Comprehensive Analysis of Residuel stress and Multiscale Compression Properties in Laser Powder Bed Fusion additive manufactured H13 Steel
In this study, using laser powder bed fusion (LPBF) H13 steel with a "cellular structure" as the basic unit, we explored the origins of multiscale mechanical heterogeneity by altering the preheating temperature. Comprehensive microstructural characterization, in-situ residual stress analysis, and multiscale compression tests were employed. The results indicate that the "cellular units" of LPBF H13 steel are larger when preheated at 500°C compared to 200°C (1.13 ± 0.22 μm vs. 0.88 ± 0.22 μm), although they remain consistent throughout the entire build height of 78 mm. In contrast, residual stress analysis revealed that preheating at 200°C resulted in a residual stress (RS) distribution that decreased from 527 ± 10 MPa at the top to 165 ± 12 MPa at the bottom, while preheating at 500°C significantly mitigated the formation of residual stress, with an average RS value of only 32 ± 29 MPa.

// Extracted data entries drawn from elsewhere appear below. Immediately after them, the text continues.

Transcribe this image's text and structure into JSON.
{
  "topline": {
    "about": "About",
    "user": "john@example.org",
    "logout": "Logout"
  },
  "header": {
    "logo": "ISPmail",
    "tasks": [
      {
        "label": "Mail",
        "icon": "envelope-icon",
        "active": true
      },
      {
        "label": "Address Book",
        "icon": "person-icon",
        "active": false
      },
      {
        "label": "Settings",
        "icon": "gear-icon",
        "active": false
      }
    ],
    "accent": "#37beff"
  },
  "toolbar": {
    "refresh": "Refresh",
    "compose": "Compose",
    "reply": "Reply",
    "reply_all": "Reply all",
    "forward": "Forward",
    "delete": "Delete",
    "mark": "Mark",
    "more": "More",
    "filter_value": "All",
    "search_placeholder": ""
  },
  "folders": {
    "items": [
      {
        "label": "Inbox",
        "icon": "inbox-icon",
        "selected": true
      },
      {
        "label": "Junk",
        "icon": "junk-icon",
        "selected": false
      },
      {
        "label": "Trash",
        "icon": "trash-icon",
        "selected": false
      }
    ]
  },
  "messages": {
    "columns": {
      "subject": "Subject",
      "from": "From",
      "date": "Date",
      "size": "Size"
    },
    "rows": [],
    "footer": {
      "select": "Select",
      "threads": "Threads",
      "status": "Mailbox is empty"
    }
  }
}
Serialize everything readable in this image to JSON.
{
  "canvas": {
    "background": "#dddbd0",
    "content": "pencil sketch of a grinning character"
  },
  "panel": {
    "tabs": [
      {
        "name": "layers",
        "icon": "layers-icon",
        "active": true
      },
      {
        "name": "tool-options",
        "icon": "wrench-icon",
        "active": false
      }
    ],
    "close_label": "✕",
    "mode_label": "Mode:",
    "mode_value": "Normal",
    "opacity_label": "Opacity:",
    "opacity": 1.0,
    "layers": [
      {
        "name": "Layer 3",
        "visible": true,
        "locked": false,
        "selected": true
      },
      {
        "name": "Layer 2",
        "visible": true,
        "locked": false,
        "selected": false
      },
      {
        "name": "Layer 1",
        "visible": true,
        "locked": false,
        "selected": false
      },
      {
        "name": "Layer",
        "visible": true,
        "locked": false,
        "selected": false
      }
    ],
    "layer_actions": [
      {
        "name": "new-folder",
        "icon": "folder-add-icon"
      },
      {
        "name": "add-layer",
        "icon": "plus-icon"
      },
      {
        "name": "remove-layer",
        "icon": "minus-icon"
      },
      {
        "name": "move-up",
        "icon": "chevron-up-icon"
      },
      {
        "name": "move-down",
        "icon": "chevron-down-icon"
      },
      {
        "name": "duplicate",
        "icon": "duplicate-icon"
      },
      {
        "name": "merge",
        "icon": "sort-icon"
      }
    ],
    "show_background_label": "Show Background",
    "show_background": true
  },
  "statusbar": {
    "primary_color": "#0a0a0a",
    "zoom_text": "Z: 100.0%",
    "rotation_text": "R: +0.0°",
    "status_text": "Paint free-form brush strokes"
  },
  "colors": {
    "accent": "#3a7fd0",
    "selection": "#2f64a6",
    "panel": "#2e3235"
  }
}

The compression test show that the 200°C preheated samples showed greater variation and higher compression strength at the top superior 2900 MPa, whereas the 500°C preheated samples exhibited more uniform compression properties with compression strength about of 3100 MPa.
Keywords:
Additive manufacturing; Residual stress; H13 steel; Microstructure and compressive properties.